We walked to the old quarter, which is incredibly picturesque - narrow twisting streets, fabulous old buildings, trees and a huge array of street stalls and shops

By then we were very thirsty, so we stopped and had fresh coconut juice...

We were headed for the oldest restaurant in Vietnam - Cha Ca La Vong - owned by the same family since 1871, they only do one dish (a deep fried fish) that is so famous they named the street after it. The entrance is very old and understated:

The food was very simple... marinated fish pieces, fresh rice noodles, greens, roasted peanuts and fish sauce with chillies... ($6 a head)

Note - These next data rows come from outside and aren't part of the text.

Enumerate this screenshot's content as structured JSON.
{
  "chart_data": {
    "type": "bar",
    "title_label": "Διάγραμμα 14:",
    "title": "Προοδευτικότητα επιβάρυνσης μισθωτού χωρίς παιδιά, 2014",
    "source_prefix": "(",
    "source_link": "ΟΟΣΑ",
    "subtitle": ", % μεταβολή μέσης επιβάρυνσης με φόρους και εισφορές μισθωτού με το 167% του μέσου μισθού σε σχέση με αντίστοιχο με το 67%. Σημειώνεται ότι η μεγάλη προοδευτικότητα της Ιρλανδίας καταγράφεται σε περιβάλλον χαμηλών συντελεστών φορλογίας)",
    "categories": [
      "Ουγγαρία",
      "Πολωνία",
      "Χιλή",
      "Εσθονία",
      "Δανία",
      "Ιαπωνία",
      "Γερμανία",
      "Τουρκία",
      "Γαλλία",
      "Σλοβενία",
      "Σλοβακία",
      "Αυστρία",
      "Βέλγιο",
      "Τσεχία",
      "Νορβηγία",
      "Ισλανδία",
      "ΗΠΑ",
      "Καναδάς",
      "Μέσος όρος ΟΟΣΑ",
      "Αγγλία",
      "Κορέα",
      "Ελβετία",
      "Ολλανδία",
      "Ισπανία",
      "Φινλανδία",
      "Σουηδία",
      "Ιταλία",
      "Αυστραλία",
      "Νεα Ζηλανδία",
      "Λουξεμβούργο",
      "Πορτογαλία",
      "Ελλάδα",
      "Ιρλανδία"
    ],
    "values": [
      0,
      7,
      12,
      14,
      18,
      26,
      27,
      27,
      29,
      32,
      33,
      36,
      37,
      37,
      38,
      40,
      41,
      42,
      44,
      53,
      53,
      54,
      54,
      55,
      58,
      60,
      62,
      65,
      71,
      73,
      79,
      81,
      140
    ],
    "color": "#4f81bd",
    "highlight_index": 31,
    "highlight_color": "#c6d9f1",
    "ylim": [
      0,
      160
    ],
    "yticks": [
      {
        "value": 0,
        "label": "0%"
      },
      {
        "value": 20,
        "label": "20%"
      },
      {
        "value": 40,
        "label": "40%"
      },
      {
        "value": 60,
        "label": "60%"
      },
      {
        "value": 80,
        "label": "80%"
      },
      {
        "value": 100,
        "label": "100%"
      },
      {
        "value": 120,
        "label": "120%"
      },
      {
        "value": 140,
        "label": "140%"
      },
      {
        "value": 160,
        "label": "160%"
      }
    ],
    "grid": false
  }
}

After we finished our dinner we jumped on the back of a couple of xe om (motorbike taxis) and did a mad dash through the traffic and tourists to get to the Water Puppet Theatre in just 10 minutes. This traditional art form is unique to Vietnam and came complete with a Vietnamese orchestra and singers. The several stories depicted were light-hearted and must have been a lot of fun for the villagers that first thought of it.
the puppeteers stand in the water.

After that we jumped on xe oms again and rode way off into the suburbs to join Lynh's friends at a youth group meeting... followed by a night in a near-by hotel. I'll blog that lot tomorrow coz I'm tired and I haven't begun to blog my visit to CAT BA ISLAND!!!